Paper No. 10
Presentation Time: 4:10 PM

SPELEOGENESIS AND RECENT CLIMATE RECORDED IN SNOWY RIVER PASSAGE, FT. STANTON CAVE, NEW MEXICO


SPILDE, Michael N., Institute of Meteoritics, University of New Mexico, MSC03-2050, Albuquerque, NM 87131 and BOSTON, Penelope J., Dept. of Earth and Environmental Science, New Mexico Institute of Mining and Technology, Socorro, NM 87801, mspilde@unm.edu

Fort Stanton Cave is an historic cave in central New Mexico that includes Snowy River passage, a recent discovery now explored to over 17.7 km in length with no end yet in sight. This section of the cave contains a creamy-white calcite crust covering the mud and gravel floor of a borehole-like passage, forming the world's longest known continuous speleothem. The Snowy River formation is a subaqueous coralloid pool deposit with a very low slope (<0.8 degrees over 7.5 km) that responds quickly to large surface meteoric events, filling within hours, flowing for several months, and then draining and drying over a period of weeks.

The carbonate crust has a cauliflower-like texture on the surface, and in cross section, consists of thin laminae that vary from microns to millimeters in thickness.
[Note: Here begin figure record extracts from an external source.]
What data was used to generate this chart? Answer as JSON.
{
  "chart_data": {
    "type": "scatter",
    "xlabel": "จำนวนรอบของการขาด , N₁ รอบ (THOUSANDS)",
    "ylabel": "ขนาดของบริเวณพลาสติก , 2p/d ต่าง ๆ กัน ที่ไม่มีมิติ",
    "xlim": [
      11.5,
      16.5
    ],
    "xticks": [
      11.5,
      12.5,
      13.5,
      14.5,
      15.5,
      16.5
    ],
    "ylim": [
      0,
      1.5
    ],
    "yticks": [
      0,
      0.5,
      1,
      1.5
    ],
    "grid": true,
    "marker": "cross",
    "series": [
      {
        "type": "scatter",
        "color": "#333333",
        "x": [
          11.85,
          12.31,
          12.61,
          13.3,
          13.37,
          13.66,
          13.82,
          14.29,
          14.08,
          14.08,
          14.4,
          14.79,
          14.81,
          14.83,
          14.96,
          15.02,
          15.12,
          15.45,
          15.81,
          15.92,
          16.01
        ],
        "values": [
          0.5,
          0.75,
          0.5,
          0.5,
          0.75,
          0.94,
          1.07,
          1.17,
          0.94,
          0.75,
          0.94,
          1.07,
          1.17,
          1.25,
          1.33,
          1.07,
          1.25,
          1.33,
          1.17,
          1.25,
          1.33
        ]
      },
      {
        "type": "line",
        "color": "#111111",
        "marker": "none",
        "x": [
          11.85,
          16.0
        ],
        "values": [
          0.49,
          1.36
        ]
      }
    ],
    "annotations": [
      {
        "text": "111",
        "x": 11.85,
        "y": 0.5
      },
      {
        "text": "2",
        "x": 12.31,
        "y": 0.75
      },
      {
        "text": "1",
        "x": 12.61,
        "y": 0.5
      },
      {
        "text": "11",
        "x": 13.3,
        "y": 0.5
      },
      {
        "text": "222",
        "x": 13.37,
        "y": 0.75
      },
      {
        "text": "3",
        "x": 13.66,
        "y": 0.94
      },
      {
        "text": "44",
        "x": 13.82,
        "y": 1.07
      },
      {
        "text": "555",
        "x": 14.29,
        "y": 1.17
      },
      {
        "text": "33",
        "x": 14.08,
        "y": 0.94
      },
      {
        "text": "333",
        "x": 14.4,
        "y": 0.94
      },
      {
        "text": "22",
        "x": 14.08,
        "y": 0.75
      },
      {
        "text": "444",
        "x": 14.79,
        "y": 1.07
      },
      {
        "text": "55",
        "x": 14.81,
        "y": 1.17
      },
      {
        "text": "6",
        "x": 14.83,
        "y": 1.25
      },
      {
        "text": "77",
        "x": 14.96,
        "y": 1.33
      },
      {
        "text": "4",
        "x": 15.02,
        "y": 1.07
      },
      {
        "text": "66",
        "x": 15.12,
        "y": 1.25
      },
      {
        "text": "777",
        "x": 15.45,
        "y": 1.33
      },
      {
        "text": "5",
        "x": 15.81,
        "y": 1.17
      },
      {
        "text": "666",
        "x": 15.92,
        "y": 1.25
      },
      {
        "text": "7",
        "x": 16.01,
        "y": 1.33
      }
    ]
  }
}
Eight drill cores taken over a distance of 1.1 km indicate that the deposit thins from 83-25 mm in thickness in the direction of flow, although explorers have noted thin fragile areas further upstream that may be a result of variable flow regimes. Muddy layers are continuous and correlate across the eight cores sampled. One core was sectioned and contains 500 individual light and dark laminae. Each dark and light pair forms an apparent couplet of dark detritus-rich calcite at the bottom followed by a lamina of clear calcite. Each time the passage fills with water, a thin layer of detrital minerals settles out. A new layer of clear calcite is then deposited over that when the flow stops and the water becomes increasingly calcite-saturated as the stream dries out. The new layers are very fragile, but recrystallize into a more robust microstructure integrated with the underlying calcite over remarkably short periods of time (months).

Each laminae couplet records a filling-draining event with 250 such events taking place over the period of deposition of 821 (+/-120) years, as determined by uranium-series dating. This yields a calculated average of ~3.6 yrs between filling events, which approximates the interval of El Nino-Southern Oscillation events (3-5 yrs) in the southwestern US. Thus, Snowy River passage preserves the complex history of the cave in stream gravels and mud that underlie the calcite, while local weather-related events are recorded in the laminated calcite of the much younger Snowy River formation and are seen today.